The medication provided by Mr Cohen had not been dispensed appropriately labelled with client and prescribing doctor’s details and has not provided clients with important medicine warning information sheets as to the side effects of the medication. Mr Cohen has recommended the drug loniten to his clients as an approved medication in Australia for hair regrowth. Loniten is not approved by the Therapeutic Goods Administration (TGA) and the use of loniten tablets, in any formulation to promote hair growth, is not an approved indication.

Mr Cohen recommends to his clients topical solutions for application to the scalp which are a combination of minoxidil and topical retinoids such as retin A. Such a combination is not recommended by the TGA due to the possibility of enhanced minoxidil absorption and consequently increased potential for adverse reactions.

Mr Cohen has breached the code of conduct for unregistered health practitioners in that he has failed to provide health services in a safe and ethical manner and his provision of health services is a risk to public health and safety.

The Commission made a prohibition order under section 41A(2)(a)(ii) placing the following conditions on Mr Cohen’s practice:

• Mr Cohen must not be in possession of any client prescriptions.

• Mr Cohen must not obtain, supply or sell any medications requiring a prescription by a medical practitioner or required to be sold only by a pharmacist

• Mr Cohen must inform his clients that loniten is not approved in Australia by the Therapeutic Goods Administration when advising clients about hair regrowth prescription medication.

The conditions in the prohibition order will be permanent.

Mr Cohen claims that the practice of directly supplying medication to clients is common throughout the hair regrowth industry.
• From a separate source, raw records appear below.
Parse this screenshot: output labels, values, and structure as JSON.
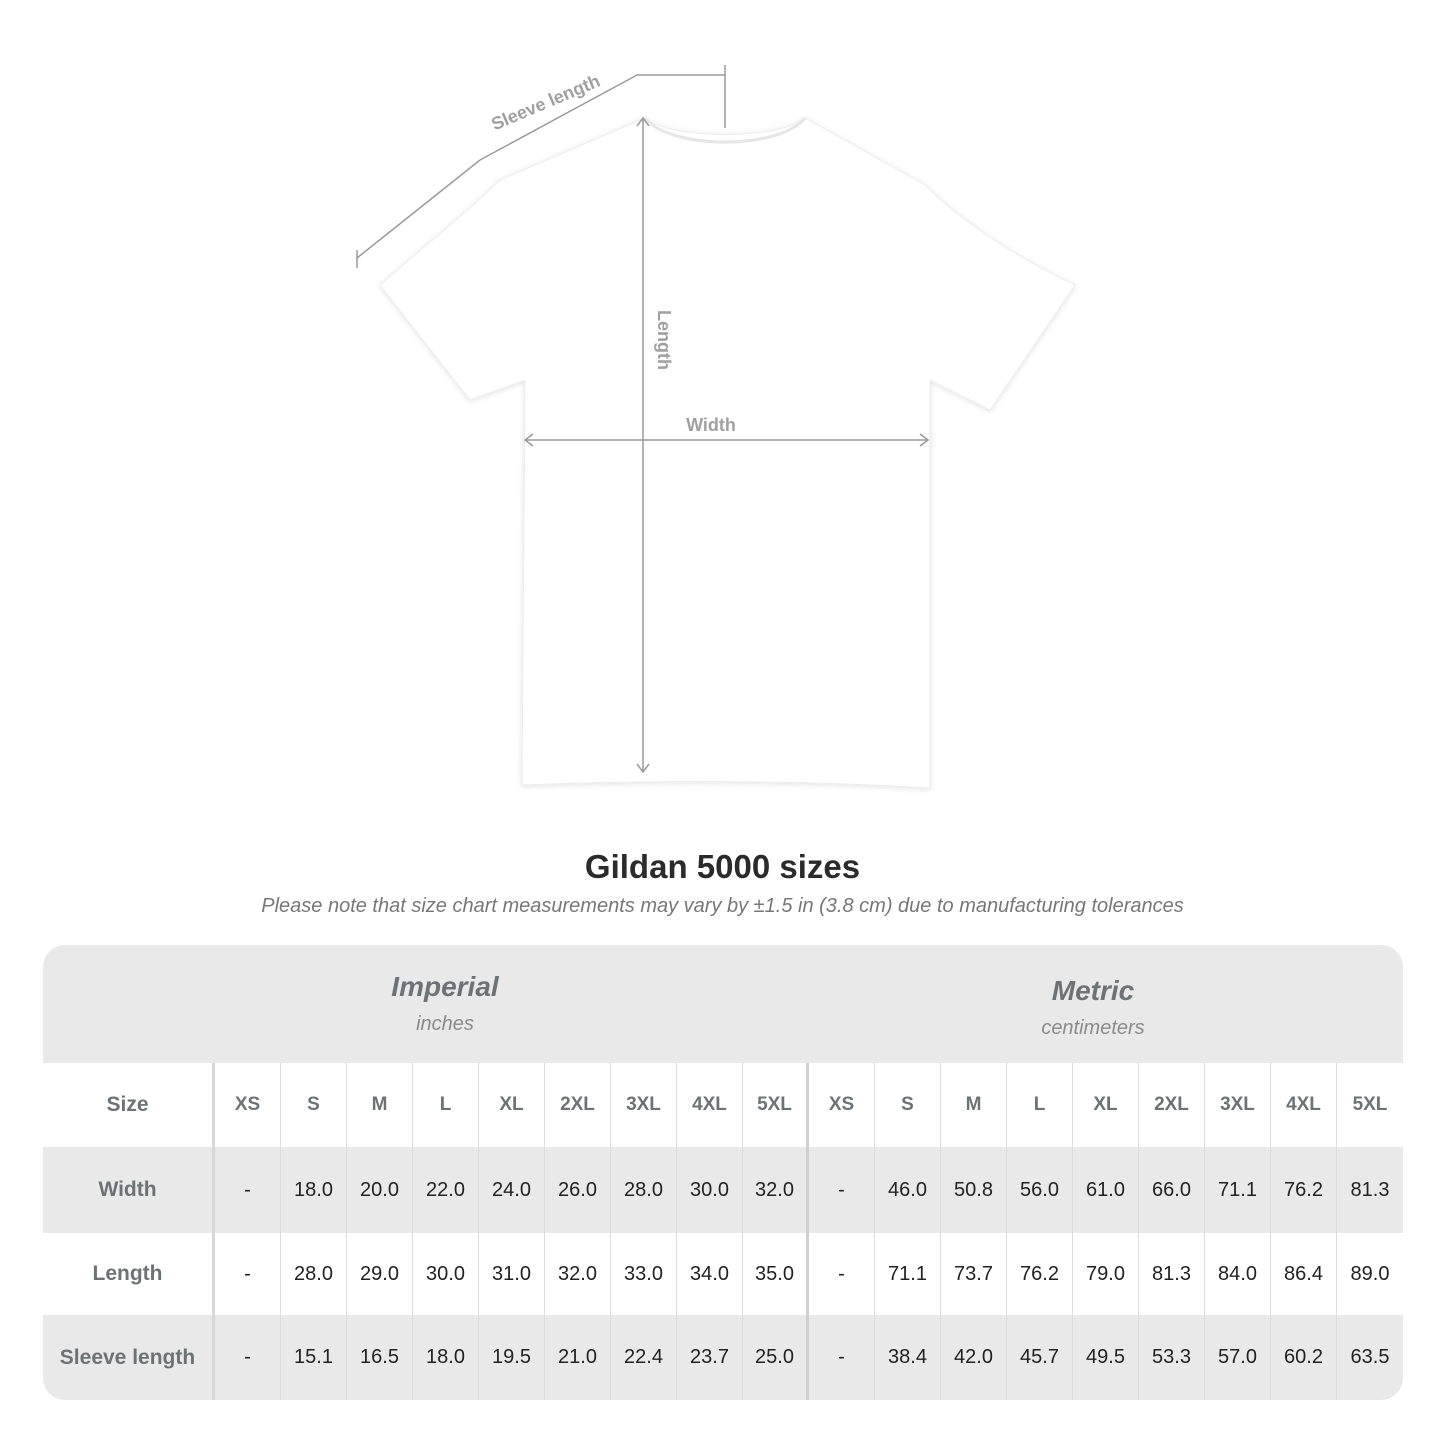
{
  "diagram": {
    "labels": {
      "sleeve": "Sleeve length",
      "length": "Length",
      "width": "Width"
    }
  },
  "title": "Gildan 5000 sizes",
  "subtitle": "Please note that size chart measurements may vary by ±1.5 in (3.8 cm) due to manufacturing tolerances",
  "table": {
    "imperial": {
      "name": "Imperial",
      "unit": "inches"
    },
    "metric": {
      "name": "Metric",
      "unit": "centimeters"
    },
    "size_label": "Size",
    "sizes": [
      "XS",
      "S",
      "M",
      "L",
      "XL",
      "2XL",
      "3XL",
      "4XL",
      "5XL",
      "XS",
      "S",
      "M",
      "L",
      "XL",
      "2XL",
      "3XL",
      "4XL",
      "5XL"
    ],
    "rows": [
      {
        "label": "Width",
        "values": [
          "-",
          "18.0",
          "20.0",
          "22.0",
          "24.0",
          "26.0",
          "28.0",
          "30.0",
          "32.0",
          "-",
          "46.0",
          "50.8",
          "56.0",
          "61.0",
          "66.0",
          "71.1",
          "76.2",
          "81.3"
        ]
      },
      {
        "label": "Length",
        "values": [
          "-",
          "28.0",
          "29.0",
          "30.0",
          "31.0",
          "32.0",
          "33.0",
          "34.0",
          "35.0",
          "-",
          "71.1",
          "73.7",
          "76.2",
          "79.0",
          "81.3",
          "84.0",
          "86.4",
          "89.0"
        ]
      },
      {
        "label": "Sleeve length",
        "values": [
          "-",
          "15.1",
          "16.5",
          "18.0",
          "19.5",
          "21.0",
          "22.4",
          "23.7",
          "25.0",
          "-",
          "38.4",
          "42.0",
          "45.7",
          "49.5",
          "53.3",
          "57.0",
          "60.2",
          "63.5"
        ]
      }
    ]
  },
  "colors": {
    "shirt": "#ffffff",
    "measure_line": "#9a9a9a",
    "band": "#e9e9e9",
    "label": "#6d7274"
  }
}
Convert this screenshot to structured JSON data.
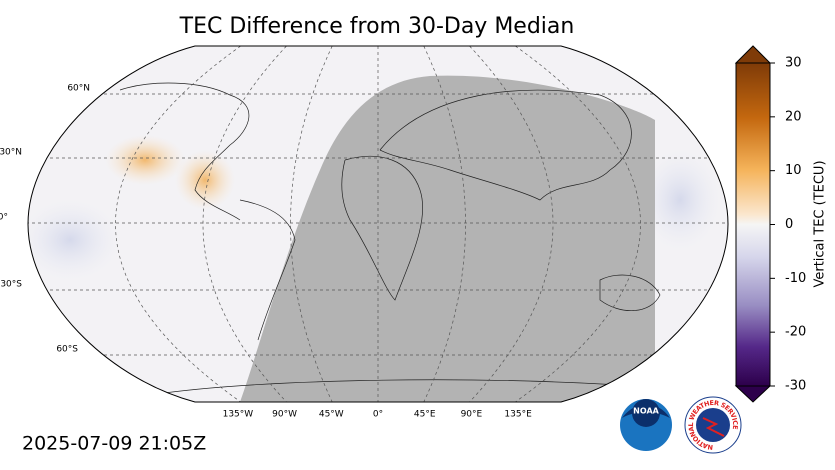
{
  "map": {
    "title": "TEC Difference from 30-Day Median",
    "lat_labels": [
      "60°N",
      "30°N",
      "0°",
      "30°S",
      "60°S"
    ],
    "lon_labels": [
      "135°W",
      "90°W",
      "45°W",
      "0°",
      "45°E",
      "90°E",
      "135°E"
    ]
  },
  "colorbar": {
    "label": "Vertical TEC (TECU)",
    "lim": [
      -30,
      30
    ],
    "ticks": [
      30,
      20,
      10,
      0,
      -10,
      -20,
      -30
    ]
  },
  "timestamp": "2025-07-09 21:05Z",
  "logos": {
    "noaa": "NOAA",
    "nws": "NATIONAL WEATHER SERVICE"
  }
}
It is also evident that a number of General Practitioners have been prescribing loniten and minoxidil mixed with topical retinoids without being aware of relevant guidelines.

Given the complexity of the matter and the apparent public interest in the full circumstances being disclosed, the Commissions Statement of Decision will also be made public”.

Kieran Pehm

Commissioner.

22 FEB 2011

P.S. IHRB is the name of the Institute of Hair Regrowth and Beauty run by Sam Cohen (Samuel Faraj Cohen) formerly of 105 Pitt Street Sydney and now at Renwick Street in Leichhardt. It is also written as Institute of Hair Regrowth & Beauty or Institute of Hair Re-growth & Beauty and the company purports offers hairloss (hair loss) and hair regrowth treatments.

The Health Care Complaints Commission issued this statement on its website on the 23rd of February 2011. In its 2011 Annual Report, HCCC dedicated a full page to Sam Cohen and his dangerous medications.